If you are using multiple Funannotate-derived genomes, or multiple JGI-derived genomes, you will need to curate the annotation transcript IDs so that they do not have the same name. For this, I recommend storing each gtf in a file that is just <OME>.gtf in the same folder. Then run the following command to curate the transcript IDs in that folder:
for i in *gtf; do e=$(basename $i .gtf); sed -Ei "s/FUN_/${e}_FUN_/g" $i; sed -Ei "s/mRNA_/${e}_mRNA_/g" $i; done
We will start OrthoFiller from scratch, however you can start/resume
OrthoFiller from a completed OrthoFinder run as well. OrthoFiller inputs a plain text tab delimited
"targets" .tsv of organisms you want to fill and optionally a
reference .tsv of organisms you just want to reference and not fill. DO
NOT INCLUDE REFERENCE ORGANISMS IN THE TARGET FILE. Including more organisms than necessary in the target file will roughly double the computation time per organism added. Therefore, if you are finishing the annotation of one organism, then that organism should be the only one in the targets file and all others should be in the reference.
Create a plain text file for both the reference and target input and separate the entries with a tab:
#gtf genome
<YOUR/GTF1> <YOUR/CLEAN_ASSEMBLY1>
<YOUR/GTF2> <YOUR/CLEAN_ASSEMBLY2>
<YOUR/GTFn> <YOUR/CLEAN_ASSEMBLYn>
Create a plain text .sh file to execute OrthoFiller with the following information. The source command is necessary for Augustus, otherwise OrthoFiller will run to completion and not output results. Choose a number of CPUs less than or equal to the organisms you inputted, up to 20 max.
If you are using OSC, use the Pitzer node - it is ~25% faster. If you have more than 20 genomes overall, I recommend requesting the huge memory node by raising the --ntasks-per-node to at least 24 and specify --partition=hugemem. If you have too many genomes to complete in normal time, append the -m flag to decrease the sensitivity of the search.
source /fs/project/PAS1046/software/containers/orthofiller/source.sh
orthofiller.py -r <YOUR/reference.tsv> -i <YOUR/target.tsv> -c <CPUS> --fulloutput -o <SCRATCH/OUTPUT/DIRECTORY>
Allot 10-20 hours per target genome and invoke the container to execute the .sh file as a job:
echo -e 'singularity exec /fs/project/PAS1046/software/containers/orthofiller/orthofiller_latest.sif /bin/bash <YOUR/.sh>' | sbatch --time=20:00:00 --nodes=1 --ntasks-per-node=<CPUS> -A <PROJECT> --job-name=orthofiller
NOTE - see the common errors section if your job failed.

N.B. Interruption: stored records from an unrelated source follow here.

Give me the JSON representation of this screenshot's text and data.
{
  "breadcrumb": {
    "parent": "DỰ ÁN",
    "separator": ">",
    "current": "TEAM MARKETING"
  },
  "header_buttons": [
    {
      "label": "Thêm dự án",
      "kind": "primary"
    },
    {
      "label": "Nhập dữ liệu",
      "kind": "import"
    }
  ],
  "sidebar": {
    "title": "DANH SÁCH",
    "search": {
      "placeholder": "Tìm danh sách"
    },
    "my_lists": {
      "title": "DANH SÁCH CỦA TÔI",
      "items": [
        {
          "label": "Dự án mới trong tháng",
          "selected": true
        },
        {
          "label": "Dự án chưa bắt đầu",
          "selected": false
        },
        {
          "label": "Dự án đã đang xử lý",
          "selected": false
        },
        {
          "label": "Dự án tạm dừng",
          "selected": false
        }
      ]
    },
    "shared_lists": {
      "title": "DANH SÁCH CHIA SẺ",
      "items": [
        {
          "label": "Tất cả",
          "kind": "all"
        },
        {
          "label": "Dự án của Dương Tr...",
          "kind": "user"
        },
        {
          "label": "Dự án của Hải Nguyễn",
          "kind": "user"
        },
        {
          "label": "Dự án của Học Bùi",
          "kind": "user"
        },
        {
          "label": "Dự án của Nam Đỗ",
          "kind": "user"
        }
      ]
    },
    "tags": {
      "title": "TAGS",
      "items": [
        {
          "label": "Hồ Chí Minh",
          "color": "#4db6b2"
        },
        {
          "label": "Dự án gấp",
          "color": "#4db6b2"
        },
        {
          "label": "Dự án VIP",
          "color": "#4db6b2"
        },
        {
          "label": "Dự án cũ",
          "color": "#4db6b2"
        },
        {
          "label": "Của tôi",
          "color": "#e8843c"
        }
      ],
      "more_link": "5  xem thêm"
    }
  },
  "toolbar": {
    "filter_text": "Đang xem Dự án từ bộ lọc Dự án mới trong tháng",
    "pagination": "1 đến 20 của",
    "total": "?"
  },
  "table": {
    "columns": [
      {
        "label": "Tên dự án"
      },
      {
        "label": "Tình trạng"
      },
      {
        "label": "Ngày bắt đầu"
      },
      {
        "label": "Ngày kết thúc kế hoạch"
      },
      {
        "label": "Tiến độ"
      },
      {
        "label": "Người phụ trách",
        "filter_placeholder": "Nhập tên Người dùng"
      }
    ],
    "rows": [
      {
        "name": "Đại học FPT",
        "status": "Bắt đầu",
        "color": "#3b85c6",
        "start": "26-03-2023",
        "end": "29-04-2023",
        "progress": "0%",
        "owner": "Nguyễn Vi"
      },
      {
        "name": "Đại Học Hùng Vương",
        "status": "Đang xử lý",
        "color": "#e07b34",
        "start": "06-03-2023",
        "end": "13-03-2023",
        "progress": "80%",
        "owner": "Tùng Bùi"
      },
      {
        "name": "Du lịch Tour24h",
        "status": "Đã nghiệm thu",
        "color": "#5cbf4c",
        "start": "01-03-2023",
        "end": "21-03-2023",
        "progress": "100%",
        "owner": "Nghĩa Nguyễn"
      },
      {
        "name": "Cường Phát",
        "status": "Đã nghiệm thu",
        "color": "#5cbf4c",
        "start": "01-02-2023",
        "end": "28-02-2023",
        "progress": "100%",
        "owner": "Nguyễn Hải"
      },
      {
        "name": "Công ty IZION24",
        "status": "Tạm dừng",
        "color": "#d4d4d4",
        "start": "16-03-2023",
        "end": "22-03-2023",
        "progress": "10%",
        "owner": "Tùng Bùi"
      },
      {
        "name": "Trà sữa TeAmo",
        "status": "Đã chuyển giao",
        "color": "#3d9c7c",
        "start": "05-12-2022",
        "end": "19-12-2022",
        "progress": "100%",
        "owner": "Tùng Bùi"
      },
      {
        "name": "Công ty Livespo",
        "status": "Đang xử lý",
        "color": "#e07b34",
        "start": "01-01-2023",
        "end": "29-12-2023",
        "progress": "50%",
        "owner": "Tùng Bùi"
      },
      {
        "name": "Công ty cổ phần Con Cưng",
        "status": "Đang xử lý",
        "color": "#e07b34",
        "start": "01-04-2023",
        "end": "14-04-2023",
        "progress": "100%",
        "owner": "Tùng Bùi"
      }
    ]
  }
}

OrthoFiller results are located in <YOUR/OUTPUT>/results and are fairly self explanatory. These data can be curated into a .gff3 compatible with most downstream analyses by using the annotationCuration.py script.
This installation of OrthoFiller is derived from an update I made to modernize the software. Please cite the original OrthoFiller publication as well as the link to the updated software (gitlab.com/xonq/OrthoFiller).
Errors that are noted above will not be discussed here.
If any gtf file has "transcript_id = " fields with a ":", these may be translated to "_" and will raise a python key error. The solution here is to substitute the ":" for
"_" in the gtf file. There isn't a blanket way of doing this, but I recommend using regular expressions in a plain text editor to edit your unique sequence.
OrthoFinder output contains one or more names that do not corrrespond to the inputted fasta names.
Please ensure all protein fasta names are unique.
This is because the transcript_id = field from multiple files have the same names... e.g. typically mRNA_####; as above, you will have to change all the names using a search and replace/regular expression approach to something unique. I recommend finding and replacing mRNA_ to the genome code name. See the procuring raw data section for a script on how to do this.